Monday, December 9, 2013

Thunder at Twilight: Vienna 1913/1914

The Pink Sugar on display inside the Hofburg Palace

By Frederic Morton, DaCapo Press, 2001

This is a companion volume to Morton's A Nervous Splendor: Vienna 1888/1889 and rounds out his history of the Austro-Hungarian empire.  His histories are compulsively readable and very enjoyable.  Sweeping, synthetic overviews like this are a good first step in learning about the past. 

Gulliver's Travels

In the country of the Houyhnhnms

By Jonathan Swift, WW Norton and Co., 2002

I haven't read this story in over twenty-five years.  A sharp satire and surprisingly physical.  There is, in terms that I connect with my new puppy, wee and poo everywhere.

Nightmare Abby, Crotchet Castle

Thomas Love Peacock in later life

By Thomas Love Peacock, New York, Penguin Books, 1986

I love satire and I love the Romantic British poets, so how could I fail to revel in these gems by Thomas Love Peacock?  He was good friends with Shelley and these novels are send-ups of Regency intellectual trends and cultural fads.  So far, so good, but I felt excluded.  I dutifully read all the textual notes that explain the various debates to the reader, yet I only felt a distant type of bemusement.  Not only is there Latin but plenty of Greek too!  This is a story about men for men.  I was reminded of the plays by Sheridan in the humor: characters sport names that indicate their personality or opinions (e.g., the Reverend Mr. Larynx, the Honourable Mr. Listless).  I'll try rereading this in the future.

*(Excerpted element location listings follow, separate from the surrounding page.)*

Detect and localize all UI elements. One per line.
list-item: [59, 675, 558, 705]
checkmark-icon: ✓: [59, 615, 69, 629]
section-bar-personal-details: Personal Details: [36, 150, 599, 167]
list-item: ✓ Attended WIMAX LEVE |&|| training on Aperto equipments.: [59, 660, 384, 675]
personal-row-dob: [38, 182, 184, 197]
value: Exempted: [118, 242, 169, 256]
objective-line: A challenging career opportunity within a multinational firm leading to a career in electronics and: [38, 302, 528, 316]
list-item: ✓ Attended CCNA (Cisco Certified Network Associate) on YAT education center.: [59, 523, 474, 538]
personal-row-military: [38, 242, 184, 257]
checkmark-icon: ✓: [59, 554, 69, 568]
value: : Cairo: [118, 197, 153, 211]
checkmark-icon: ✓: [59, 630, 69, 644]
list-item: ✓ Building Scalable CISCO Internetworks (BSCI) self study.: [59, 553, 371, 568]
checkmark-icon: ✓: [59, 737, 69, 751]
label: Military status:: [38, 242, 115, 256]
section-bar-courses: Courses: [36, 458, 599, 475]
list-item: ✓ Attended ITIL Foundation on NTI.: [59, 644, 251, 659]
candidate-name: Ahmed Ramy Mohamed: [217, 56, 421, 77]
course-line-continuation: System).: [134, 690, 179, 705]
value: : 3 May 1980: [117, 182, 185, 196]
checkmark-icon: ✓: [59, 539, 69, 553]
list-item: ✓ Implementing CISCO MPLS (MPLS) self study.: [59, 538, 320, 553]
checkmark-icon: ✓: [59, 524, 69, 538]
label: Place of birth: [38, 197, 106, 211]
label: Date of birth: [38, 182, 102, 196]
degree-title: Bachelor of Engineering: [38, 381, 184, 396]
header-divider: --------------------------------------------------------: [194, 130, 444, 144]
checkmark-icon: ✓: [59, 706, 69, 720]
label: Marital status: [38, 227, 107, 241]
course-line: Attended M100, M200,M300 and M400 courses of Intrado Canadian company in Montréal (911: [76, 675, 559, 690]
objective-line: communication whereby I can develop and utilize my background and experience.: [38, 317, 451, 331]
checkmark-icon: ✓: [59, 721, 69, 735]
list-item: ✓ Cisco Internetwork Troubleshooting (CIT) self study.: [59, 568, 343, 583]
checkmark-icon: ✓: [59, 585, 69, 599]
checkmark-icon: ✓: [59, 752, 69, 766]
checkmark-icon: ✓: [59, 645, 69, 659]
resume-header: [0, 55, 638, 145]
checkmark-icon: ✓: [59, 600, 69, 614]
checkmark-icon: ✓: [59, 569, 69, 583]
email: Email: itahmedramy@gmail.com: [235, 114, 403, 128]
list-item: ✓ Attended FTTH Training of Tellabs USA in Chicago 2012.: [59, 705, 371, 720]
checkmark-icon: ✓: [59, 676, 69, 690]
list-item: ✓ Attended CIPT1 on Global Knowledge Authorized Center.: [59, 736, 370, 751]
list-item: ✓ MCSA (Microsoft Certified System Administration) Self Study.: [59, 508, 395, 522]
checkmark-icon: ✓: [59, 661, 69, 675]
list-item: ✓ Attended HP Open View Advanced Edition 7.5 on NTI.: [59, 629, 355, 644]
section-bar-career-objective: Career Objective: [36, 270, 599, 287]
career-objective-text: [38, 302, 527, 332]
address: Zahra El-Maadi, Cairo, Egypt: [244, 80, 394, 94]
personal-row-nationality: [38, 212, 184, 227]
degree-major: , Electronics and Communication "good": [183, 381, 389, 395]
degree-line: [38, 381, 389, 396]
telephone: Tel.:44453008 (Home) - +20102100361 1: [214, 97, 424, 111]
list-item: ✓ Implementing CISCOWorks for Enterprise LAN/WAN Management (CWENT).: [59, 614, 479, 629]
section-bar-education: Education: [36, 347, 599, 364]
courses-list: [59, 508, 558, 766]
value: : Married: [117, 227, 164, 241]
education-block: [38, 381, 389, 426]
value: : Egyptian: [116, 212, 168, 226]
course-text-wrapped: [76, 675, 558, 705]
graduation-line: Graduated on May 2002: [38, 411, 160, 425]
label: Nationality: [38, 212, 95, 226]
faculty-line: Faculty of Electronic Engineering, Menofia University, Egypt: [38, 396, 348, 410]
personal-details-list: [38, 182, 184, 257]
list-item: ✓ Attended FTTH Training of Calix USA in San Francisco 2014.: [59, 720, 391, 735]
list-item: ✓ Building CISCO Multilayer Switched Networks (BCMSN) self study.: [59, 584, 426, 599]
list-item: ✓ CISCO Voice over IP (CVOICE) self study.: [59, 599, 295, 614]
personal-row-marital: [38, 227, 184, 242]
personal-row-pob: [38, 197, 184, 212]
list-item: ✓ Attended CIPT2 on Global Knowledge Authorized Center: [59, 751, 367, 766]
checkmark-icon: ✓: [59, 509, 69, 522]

The Expedition of Humphry Clinker

Thomas Rowlandson
Thomas Rowlandson, The Exhibition Staircase, ca. 1811

By Tobias Smollett, Oxford, Oxford University Press, 2009

My favorite 18th century novel.  Its a travelogue and the funniest book in the English language.

Robinson Crusoe

File:Edward Knowles (1742-1762) by Francis Cotes.jpg
Francis Cotes, Edward Knowles, c. 1740

By Daniel Defoe, New York, The Modern Library, 2001

I really can't believe this is the same author that wrote Roxana and Moll Flanders.  Defoe's tone is sympathetic and humane here.  When Robinson Crusoe is marooned on the island, he behaves like an industrious, pragmatic member of the middle class and slowly recreates his world.  He builds shelter, hunts for food, domesticates animals, builds a ship, etc.  A very interesting comment on gender, class, empire and race.  What startled me is how this is a Protestant tale par execellence.


The Female Quixote

Allan Ramsay, Jean Abercomby, Mrs. Morison of Haddo, c.1767

Charlotte Lennox, Oxford, Oxford University Press, 1997

Arabella reads French novels and decides to act as a heroine in the drama of her own life.  She lives her life according to the manners and values of romances, and this makes her unfit for 18th century society.  A charming, funny book.  Jane Austen read this novel twice.